In a society where making art lands you in the unemployment line, artists face an uncomfortable choice. Work a nine to five job and come home too exhausted to create, or balance multiple jobs in hopes of carving out more time for art. Writer and visual artist Robin Hustle knows all about the latter, but she’s found an interesting, if controversial way to fund her art. Hustle first caught my attention after a piece she wrote for Jezebel on coming out as a prostitute to her parents received a slew of passionate comments. She spoke with Our Town about how her “day job” in sex work informs her art and vice versa.
Our Town Artists tend to choose between working nine to five jobs and fitting in art where they can or putting together a hodgepodge of gigs in order to make time for their art. You seem to have chosen the latter. Pros and cons?
Robin Hustle The 40-hour work week was established in 1886. It's shameful that we haven't made any progress since then, that we're expected to take our work home with us, that we have to work overtime to stretch minimum wage into something closer to a living wage. It's a system I'd want to work outside of even if I wasn't an artist. Making a living as I do allows me to wake up early and write or stay up late and draw. It spares me the monotony of a full-time job. After a decade out of school, being self-employed has allowed me to start working toward a degree in a healthcare field without giving up writing and making art.
OT You recently wrote a piece for Jezebel discussing prostitution. What made you decide to write publicly about it?
RH Prostitution has been my primary source of income for about eight years, and I've been writing about it for nearly as long. My zine Mirror Tricks, about working as a prostitute, was also a slide show that I presented dozens of times around the country, and I've written critical essays on sex work, given talks about prostitutes' health issues, etc. Until recently, I'd planned to take a break from writing about sex work because I felt like I was getting too comfortable, limiting the scope of my writing and neglecting other ideas and projects. Then a friend asked me to write some pieces for a mainstream website on the subject, I did it, and I quickly became addicted to the idea of reaching a wide audience really, really fast—something that doesn't happen through self-publishing and small press. When that series ended, I pitched the idea of an ongoing column on sex work to Jezebel, and I'm thrilled that they were into it. There was never a question of whether I should write publicly about prostitution. It fascinates me from a personal and a conceptual angle; it forces tricky questions about sex and feminism and labor and public space. Essentially, it holds all the elements that excite me as a writer, and also happens to be my job, a job that's highly stigmatized and considered shameful, so how could I not write about it?
OT Commentators seemed angry at you for writing from your personal experience, that of a white woman who has chosen prostitution, but isn’t that the point of a personal essay? To write from your experience? Thoughts?
RH Many of the people who responded to my first piece on Jezebel wrote that they connected with it, as a coming out story, as an experience of growing up in a radical family, as a difficult part of being a sex worker, but the loudest voices were the raging ones.

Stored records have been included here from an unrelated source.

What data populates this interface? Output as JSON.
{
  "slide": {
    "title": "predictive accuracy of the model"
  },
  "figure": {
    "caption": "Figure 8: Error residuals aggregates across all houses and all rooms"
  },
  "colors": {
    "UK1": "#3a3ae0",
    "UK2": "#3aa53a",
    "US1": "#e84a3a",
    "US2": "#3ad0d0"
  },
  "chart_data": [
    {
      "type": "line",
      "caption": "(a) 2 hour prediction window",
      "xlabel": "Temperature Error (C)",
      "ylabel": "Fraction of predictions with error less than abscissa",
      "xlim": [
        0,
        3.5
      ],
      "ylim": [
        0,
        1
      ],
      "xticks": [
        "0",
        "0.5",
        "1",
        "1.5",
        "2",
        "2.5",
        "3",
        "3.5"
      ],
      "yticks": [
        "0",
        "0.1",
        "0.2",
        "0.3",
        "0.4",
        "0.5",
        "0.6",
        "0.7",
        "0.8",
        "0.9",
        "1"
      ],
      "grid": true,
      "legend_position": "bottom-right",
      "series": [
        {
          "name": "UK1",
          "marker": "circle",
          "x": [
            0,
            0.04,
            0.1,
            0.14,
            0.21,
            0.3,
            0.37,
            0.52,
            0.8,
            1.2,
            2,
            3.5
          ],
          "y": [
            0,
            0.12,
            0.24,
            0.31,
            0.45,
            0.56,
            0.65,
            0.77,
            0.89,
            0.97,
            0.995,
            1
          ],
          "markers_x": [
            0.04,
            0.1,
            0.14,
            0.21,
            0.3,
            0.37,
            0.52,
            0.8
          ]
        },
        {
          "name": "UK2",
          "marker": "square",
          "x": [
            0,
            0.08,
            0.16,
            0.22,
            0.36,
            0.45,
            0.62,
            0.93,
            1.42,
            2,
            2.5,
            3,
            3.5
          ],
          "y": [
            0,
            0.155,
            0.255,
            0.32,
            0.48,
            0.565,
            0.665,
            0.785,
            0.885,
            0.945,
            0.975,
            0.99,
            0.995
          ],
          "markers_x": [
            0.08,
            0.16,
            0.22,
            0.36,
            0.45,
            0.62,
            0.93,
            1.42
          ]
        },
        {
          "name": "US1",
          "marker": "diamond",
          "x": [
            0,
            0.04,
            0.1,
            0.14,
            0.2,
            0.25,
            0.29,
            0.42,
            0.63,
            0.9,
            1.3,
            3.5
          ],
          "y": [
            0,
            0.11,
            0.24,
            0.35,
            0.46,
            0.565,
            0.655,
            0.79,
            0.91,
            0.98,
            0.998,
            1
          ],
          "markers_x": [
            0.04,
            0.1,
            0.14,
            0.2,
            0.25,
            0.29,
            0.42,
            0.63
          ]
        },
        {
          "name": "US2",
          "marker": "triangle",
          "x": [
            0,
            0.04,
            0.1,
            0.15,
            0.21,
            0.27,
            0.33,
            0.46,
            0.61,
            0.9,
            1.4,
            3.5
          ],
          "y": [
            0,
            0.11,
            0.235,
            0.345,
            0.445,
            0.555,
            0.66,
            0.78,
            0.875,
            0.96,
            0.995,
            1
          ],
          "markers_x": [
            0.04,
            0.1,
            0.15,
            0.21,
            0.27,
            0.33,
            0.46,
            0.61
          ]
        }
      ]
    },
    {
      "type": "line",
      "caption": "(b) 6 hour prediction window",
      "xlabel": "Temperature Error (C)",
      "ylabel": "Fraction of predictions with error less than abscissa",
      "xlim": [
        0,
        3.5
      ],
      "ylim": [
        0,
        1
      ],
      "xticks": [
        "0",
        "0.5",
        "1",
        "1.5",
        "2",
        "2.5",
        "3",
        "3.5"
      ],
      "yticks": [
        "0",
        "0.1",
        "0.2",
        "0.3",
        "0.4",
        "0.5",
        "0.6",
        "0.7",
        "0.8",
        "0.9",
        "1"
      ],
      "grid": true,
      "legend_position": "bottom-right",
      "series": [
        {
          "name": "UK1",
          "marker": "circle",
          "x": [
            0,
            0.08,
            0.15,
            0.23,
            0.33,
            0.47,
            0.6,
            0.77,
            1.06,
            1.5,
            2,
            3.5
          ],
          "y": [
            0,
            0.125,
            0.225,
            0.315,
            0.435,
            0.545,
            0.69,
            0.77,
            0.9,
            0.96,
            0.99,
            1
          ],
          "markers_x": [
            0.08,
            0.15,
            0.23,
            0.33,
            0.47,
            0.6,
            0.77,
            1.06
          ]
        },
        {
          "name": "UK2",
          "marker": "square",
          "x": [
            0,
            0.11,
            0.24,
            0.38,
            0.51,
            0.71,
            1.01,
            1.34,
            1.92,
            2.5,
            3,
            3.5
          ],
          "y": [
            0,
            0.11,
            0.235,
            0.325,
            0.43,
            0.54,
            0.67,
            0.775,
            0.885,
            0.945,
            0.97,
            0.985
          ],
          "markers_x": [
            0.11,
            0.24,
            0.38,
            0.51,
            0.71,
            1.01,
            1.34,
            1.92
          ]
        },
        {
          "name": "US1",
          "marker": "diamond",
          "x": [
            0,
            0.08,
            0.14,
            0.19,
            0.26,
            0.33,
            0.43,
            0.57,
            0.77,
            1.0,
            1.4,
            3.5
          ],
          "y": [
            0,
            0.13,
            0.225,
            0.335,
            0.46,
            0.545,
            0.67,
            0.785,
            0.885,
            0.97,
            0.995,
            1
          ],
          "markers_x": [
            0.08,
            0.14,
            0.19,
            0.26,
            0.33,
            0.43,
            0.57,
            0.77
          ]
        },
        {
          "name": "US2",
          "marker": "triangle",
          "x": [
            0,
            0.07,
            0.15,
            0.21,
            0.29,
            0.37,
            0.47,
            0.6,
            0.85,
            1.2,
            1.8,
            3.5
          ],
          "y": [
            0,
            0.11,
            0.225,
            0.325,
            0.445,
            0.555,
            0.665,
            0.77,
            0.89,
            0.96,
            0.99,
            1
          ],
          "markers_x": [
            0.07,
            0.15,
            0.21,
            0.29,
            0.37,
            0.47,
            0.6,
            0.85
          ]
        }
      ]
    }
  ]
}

Frankly, I don't think those commentators read the piece: they skimmed to see if it said "I'm happy being a sex worker" so they could tell me that my experience is so rare that I have no right to write about it, or that I'm ignoring the plight of trafficked women by writing about myself. A few comments really stuck with me, and they weren't from either end of that spectrum. They were from readers who have mixed feelings about sex work, how it fits into feminism, the degree to which it is or isn't exploitative. They didn't get any answers from my piece but they thought hard about the questions. That's the kind of reader I'm hoping to reach by publishing in such a public forum.
OT Were you surprised by the negativity of peoples’ reactions?
RH I live in an incredible community that shields me, to some degree, from the nastiness of so many mainstream ideas about sex work, but even within that community I've been subject to scapegoating, tokenization, and other less vehement forms of bigotry than what turned up on Jezebel. I'm not oblivious to the gut reactions people have to sex work, or the misinformation they're fed. But it did catch me by surprise, because I thought I was publishing an uncontroversial, sappy piece about coming out to my parents.